One of the key factors contributing to the recent uptick in consumer inflation is the rising cost of housing. Despite the Federal Reserve’s initial projections that their rate hikes would bring down home values, they underestimated the impact of the historically low rates seen in 2020-2021 on homeowners. Particularly, consider the group of empty nesters who are looking to downsize to a more suitable home. Many of them have discovered that downsizing wouldn’t significantly reduce their mortgage payments, prompting them to hold off until interest rates reach a more favorable level.

Once rates do eventually decrease, we can expect to see a surge in homeowners making the move. This increase in available homes on the market could potentially slow down the rapid appreciation of home values, which would be positive news for the Federal Reserve.


April 16, 2024

Amidst the ongoing upward trend in rates since early January, maintaining a locking bias seems prudent. Until this trend reverses, we’ll monitor market developments closely to keep you informed and empowered.

Clarification on Buyer Agent Commissions 🏠💼💡

Exciting news for homebuyers and real estate agents alike! Fannie Mae and Freddie Mac have brought clarity to the confusion surrounding buyer real estate agent commissions. The announcement assures that buyer agent commissions will not eat into the maximum allowed seller contributions on conforming loans. This means homebuyers can breathe a sigh of relief, no longer worrying about scraping together funds for both a down payment and their agent’s commission. Agents, too, can negotiate compensation without adversely affecting buyers—a win-win for everyone involved.
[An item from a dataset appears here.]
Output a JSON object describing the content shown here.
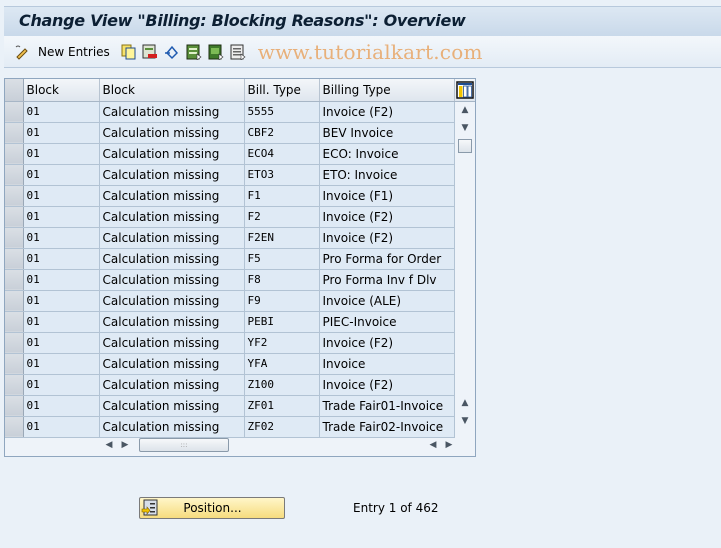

Unconventional Theory on Fed Rate Hikes 📈🤔💸

A burgeoning chorus of Wall Street analysts is challenging the conventional wisdom that attributes the unexplained economic boom to Fed rate hikes. This alternative theory suggests that rate hikes might paradoxically fuel economic prosperity by empowering the wealthy, whose stock portfolios reach unprecedented highs and money market accounts yield nearly 5%. With record wage increases and a populace ensconced in low mortgage payments, consumers enjoy unprecedented disposable income, driving up spending and inflation. Could the cure for this economic vibrancy lie in lowering rates? Check out this interesting article:


Surprising Retail Sales Surge 🛍️📈💳

March brought a remarkable surprise in retail sales, with a whopping 0.7% jump—more than doubling consensus expectations of a 0.3% gain. Even after excluding autos and gas, sales surged by 1%, once again surpassing the anticipated 0.4% increase. This unexpected pace of economic growth raises concerns about its sustainability and calls for a more substantial response to curb spending. Perhaps a combination of higher taxes and reduced government spending could help rein in disposable incomes and stabilize the economy.


April 08, 2024

There remains little hope of any meaningful fall for mortgage interest rates. We will maintain a locking bias.

Jobs Report Delivers Shockwaves 💥

The latest Bureau of Labor Statistics report dropped a bombshell on the economy, with a whopping 303,000 new jobs added in March alone! But that’s not all—unemployment rates took an unexpected dip to 3.8%, sending ripples through the market. Plus, hourly earnings are on the rise, throwing a curveball at hopes for a rate cut from the Fed. Buckle up, folks—looks like May and June’s meetings could bring further disappointment to mortgage rates. 

Rate Cut Dreams Dashed 🚫

Hold onto your hats, because it seems the Fed’s rate cut plans might be hitting a snag. With inflationary pressures on the rise, some Fed members are even hinting at the possibility of now rate cuts in 2024 at all! Cue the panic in the bond market as planned expectations for rate cuts in 2024 go out the window. And you guessed it—mortgage rates are feeling the heat, climbing higher and higher. 

Inflation Blues: The Vicious Cycle Continues 🔄

 Ever wondered what fuels inflation? Look no further than the age-old tale of too many dollars chasing too few goods. With income levels soaring and homeowners enjoying low mortgage payments, disposable incomes are at an all-time high—cue the surge in demand for consumer goods and services. Brace yourselves, because unless we see a dramatic income slowdown, inflation isn’t going anywhere fast. It’s a rollercoaster ride of rising prices, demanding workers, and unstoppable inflation.